Simplify embedding search

tldr complexity bad, graph algo good, geometric algo bad, buckets good

Why?

I'm looking for a simple embedding search algorithm because political projects should rely on simple software not complex software.
- Torrent codebase is simpler than etheruem codebase for example, hence torrent is less likely to get politically captured IMO.
- Examples of such political projects: search feature for distributed social media, spam filter for distributed social media, spam filter for SecureDrop servers that accept leaked documents, search feature for published leaked documents, etc.
As of 2025, embedding search is necessary and almost sufficient method of using LLMs on a big dataset. And LLMs are state-of-the-art AI for basically every task.
- This could change in future, for instance it will one day be cheap enough to just feed an internet's worth of tokens as inference tokens and find out the most relevant content.
- We also don't yet have good interpretability tools to make sense of layers besides the embedding layer.
- Since input is too expensive and other layers are unhelpful, we will likely rely on embeddings

Embedding search: Given a dataset of vectors and a query vector, find top-10 vectors that maximise dot product with query vector.

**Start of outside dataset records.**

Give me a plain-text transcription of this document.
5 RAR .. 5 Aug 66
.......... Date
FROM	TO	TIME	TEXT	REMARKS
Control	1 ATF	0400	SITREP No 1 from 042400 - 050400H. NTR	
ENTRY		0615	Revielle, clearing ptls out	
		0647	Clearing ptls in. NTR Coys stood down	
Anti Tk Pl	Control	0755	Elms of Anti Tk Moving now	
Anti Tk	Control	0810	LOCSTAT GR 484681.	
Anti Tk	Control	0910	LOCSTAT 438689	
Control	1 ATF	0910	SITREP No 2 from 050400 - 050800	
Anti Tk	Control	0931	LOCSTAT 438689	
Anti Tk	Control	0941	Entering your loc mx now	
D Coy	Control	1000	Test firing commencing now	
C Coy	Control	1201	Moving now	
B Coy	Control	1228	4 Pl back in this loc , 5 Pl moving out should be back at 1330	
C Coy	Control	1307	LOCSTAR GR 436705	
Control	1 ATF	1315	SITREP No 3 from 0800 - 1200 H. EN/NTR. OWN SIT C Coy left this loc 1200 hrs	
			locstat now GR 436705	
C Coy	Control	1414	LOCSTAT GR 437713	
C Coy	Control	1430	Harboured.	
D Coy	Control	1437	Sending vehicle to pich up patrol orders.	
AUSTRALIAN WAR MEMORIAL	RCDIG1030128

This is equivalent to finding top-10 vectors that minimise euclidean distance with query vector, assuming all vectors are unit vectors.

Common algos

Graph-based - HNSW, pinecone proprietary (?) algos
Geometry-based - locality sensitive hashing, k-means clustering, product quantization (subvectors)
Brute-force

Dataset sizes

Rule of thumb: 1000 chars (1 KB) -> 1536 dimensional float32 vector (6 KB)
1 TB plaintext => 6 TB embeddings, 1 PB plaintext => 6 PB embeddings

Brute-force algo

Commoncrawl is ~1 PB plaintext. Trillion vectors (10^12). ~10 PB embeddings
Brute force can be done either fully in RAM or by loading disk to RAM at query time. This is affordable for 10^6 vectors but not for 10^12 vectors.
If disk throughputs become fast enough, one could do brute-force on a large array of disks in parallel. Join 10,000x 8 GB/s 1 TB disks in parallel, and you can search a batch of queries in ~15 minutes. This cluster costs atleast $1M in hardware alone.
Brute-force algo on disk will be possible within a decade or two. But is expensive today.

State of the art algos are captured by ANN benchmarks and big ANN benchmarks. The main conclusion from them for me is that graph-based methods beat geometry-based methods.

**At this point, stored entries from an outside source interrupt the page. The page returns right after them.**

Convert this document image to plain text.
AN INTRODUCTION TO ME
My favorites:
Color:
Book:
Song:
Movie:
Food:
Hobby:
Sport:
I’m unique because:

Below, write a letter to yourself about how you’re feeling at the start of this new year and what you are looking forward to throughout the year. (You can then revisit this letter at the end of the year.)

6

My guess is this is because of curse of dimensionality. You don't lose a lot of search accuracy if you quantise vectors to 4-bit (or maybe even 2-bit or 1-bit). So you are basically searching for bitstrings that have low hamming distance from each other. Using intuitions from 2D and 3D geometry no longer makes sense to me.

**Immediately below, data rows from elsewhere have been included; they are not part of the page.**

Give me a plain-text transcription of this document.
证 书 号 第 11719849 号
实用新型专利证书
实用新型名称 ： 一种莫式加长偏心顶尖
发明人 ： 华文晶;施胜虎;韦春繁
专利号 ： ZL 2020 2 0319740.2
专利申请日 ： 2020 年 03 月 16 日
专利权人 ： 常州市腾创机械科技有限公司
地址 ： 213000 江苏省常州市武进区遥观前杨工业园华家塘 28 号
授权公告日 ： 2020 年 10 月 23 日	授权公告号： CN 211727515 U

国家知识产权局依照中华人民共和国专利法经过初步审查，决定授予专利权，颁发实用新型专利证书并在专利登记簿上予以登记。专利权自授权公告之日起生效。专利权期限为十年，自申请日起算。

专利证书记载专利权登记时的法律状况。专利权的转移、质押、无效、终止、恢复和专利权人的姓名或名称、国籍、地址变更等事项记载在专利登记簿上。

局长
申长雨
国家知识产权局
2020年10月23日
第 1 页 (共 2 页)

Pinecone's articles on FAISS are the best resource on the internet on this that I've found.

Buckets

As long as you can put the trillion vectors into buckets of million vectors each and quickly identify which buckets have the query's matches, you can then just go and brute-force search those buckets.
Additional software complexity to save a few milliseconds of search time within the bucket is not necessarily worth it, depending on the application.
Indexes must not occupy too much memory. For instance in LSH, each vector is stored along with a (say) 24-bit signature for 24 hyperplanes. 3 bytes / vector. In HNSW, each vector is stored along with index positions of atleast 10 neighbours. >100 bytes / vector.
If you do the bucket approach, you need to store the index positions of all vectors in a shuffled order. For 10^12 vectors, that's 5 bytes / vector. Or you can avoid numbering the vectors at all and just the store the raw vectors in the shuffled order. This way you require zero extra space.

I'm yet to find a state-of-the-art algo for this, I just shared some intuitions of mine here.